In the months between my first visit and Fia’s death I became a sort of unofficial photographer for families who had never owned a photograph of themselves or their children, and so I was invited into many homes and learned that almost without exception—I can remember only one—every family I talked with had a violent death to mourn. All this violence was directly or indirectly related to the ongoing war between the police and the community traffickers, and among the trafficking groups themselves. No case that I can recall was ever brought to trial. Each day it became clearer that the favelas—for Mangueira was only one of hundreds in the city—were being left to drown in their own blood, hidden from view as they were from the prosperous (and white) neighborhoods in the south of the city, and so hard to make behave.
The notable thing about Brazil’s long drug-related crime problem is that the country has never engaged in a US-imposed or -supervised war on drugs. What it’s had instead is a large and prosperous consumer market for cocaine and marijuana, and prohibition laws so lax that in Mangueira I watched people in fancy cars from beachside Rio line up for blocks at the bottom of the hill every weekend, waiting to buy their party dose of drugs, undisturbed by the forces of law and order that chose sometimes to kill and sometimes to jail the favelados.
For years, the myth that developing countries do not have drug problems was cherished in Brazil as elsewhere, but it has no basis. What is true is that traffickers systematically foist drugs onto young people in poor communities so as to create a local market, and that poor addicts in developing countries tend to get the highly dangerous leftovers of rich consumers’ drugs. Brazil is only the latest country to suffer the impact of widespread use of crack.

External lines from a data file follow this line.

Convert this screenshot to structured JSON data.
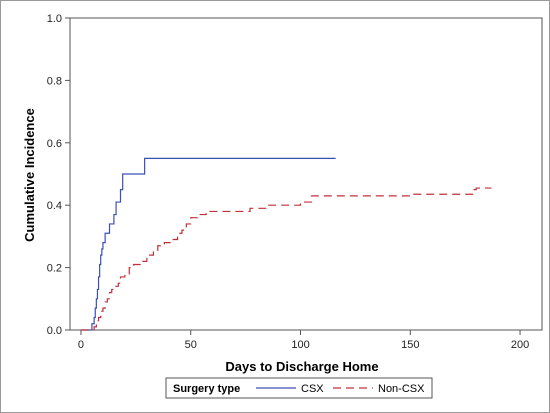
{
  "chart_data": {
    "type": "line",
    "subtype": "step",
    "xlabel": "Days to Discharge Home",
    "ylabel": "Cumulative Incidence",
    "xlim": [
      -5,
      210
    ],
    "ylim": [
      0,
      1.0
    ],
    "x_ticks": [
      0,
      50,
      100,
      150,
      200
    ],
    "y_ticks": [
      0.0,
      0.2,
      0.4,
      0.6,
      0.8,
      1.0
    ],
    "x_tick_labels": [
      "0",
      "50",
      "100",
      "150",
      "200"
    ],
    "y_tick_labels": [
      "0.0",
      "0.2",
      "0.4",
      "0.6",
      "0.8",
      "1.0"
    ],
    "grid": false,
    "legend": {
      "title": "Surgery type",
      "placement": "bottom"
    },
    "series": [
      {
        "name": "CSX",
        "color": "#3b4fb8",
        "dash": "solid",
        "points": [
          [
            0,
            0.0
          ],
          [
            5,
            0.0
          ],
          [
            5,
            0.02
          ],
          [
            6,
            0.04
          ],
          [
            6.5,
            0.07
          ],
          [
            7,
            0.1
          ],
          [
            7.5,
            0.13
          ],
          [
            8,
            0.17
          ],
          [
            8.5,
            0.21
          ],
          [
            9,
            0.24
          ],
          [
            9.5,
            0.26
          ],
          [
            10,
            0.28
          ],
          [
            11,
            0.31
          ],
          [
            13,
            0.31
          ],
          [
            13,
            0.34
          ],
          [
            15,
            0.34
          ],
          [
            15,
            0.37
          ],
          [
            16,
            0.37
          ],
          [
            16,
            0.41
          ],
          [
            18,
            0.41
          ],
          [
            18,
            0.45
          ],
          [
            19,
            0.45
          ],
          [
            19,
            0.5
          ],
          [
            21,
            0.5
          ],
          [
            21,
            0.5
          ],
          [
            29,
            0.5
          ],
          [
            29,
            0.55
          ],
          [
            116,
            0.55
          ]
        ]
      },
      {
        "name": "Non-CSX",
        "color": "#c0303a",
        "dash": "dashed",
        "points": [
          [
            0,
            0.0
          ],
          [
            6,
            0.0
          ],
          [
            6,
            0.01
          ],
          [
            7,
            0.03
          ],
          [
            8,
            0.04
          ],
          [
            9,
            0.06
          ],
          [
            10,
            0.07
          ],
          [
            11,
            0.09
          ],
          [
            12,
            0.1
          ],
          [
            13,
            0.12
          ],
          [
            14,
            0.13
          ],
          [
            15,
            0.14
          ],
          [
            17,
            0.15
          ],
          [
            18,
            0.17
          ],
          [
            20,
            0.18
          ],
          [
            22,
            0.2
          ],
          [
            24,
            0.21
          ],
          [
            27,
            0.22
          ],
          [
            30,
            0.24
          ],
          [
            33,
            0.25
          ],
          [
            35,
            0.27
          ],
          [
            38,
            0.28
          ],
          [
            42,
            0.29
          ],
          [
            44,
            0.31
          ],
          [
            46,
            0.32
          ],
          [
            48,
            0.34
          ],
          [
            50,
            0.36
          ],
          [
            53,
            0.37
          ],
          [
            57,
            0.38
          ],
          [
            70,
            0.38
          ],
          [
            77,
            0.39
          ],
          [
            85,
            0.4
          ],
          [
            100,
            0.41
          ],
          [
            105,
            0.43
          ],
          [
            130,
            0.43
          ],
          [
            150,
            0.435
          ],
          [
            179,
            0.435
          ],
          [
            179,
            0.45
          ],
          [
            180,
            0.455
          ],
          [
            187,
            0.455
          ]
        ]
      }
    ]
  }
}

Is there, in fact, a realistic alternative to prohibition? Suggested options range from an acknowledgment that marijuana is already all but legal in the United States and much of the rest of the world, and should be officially so (it is generally estimated to be the largest moneymaker for the illegal trade), to a regulated approach that would ban advertising of marijuana, restrict its distribution to government outlets, and tax the profits heavily.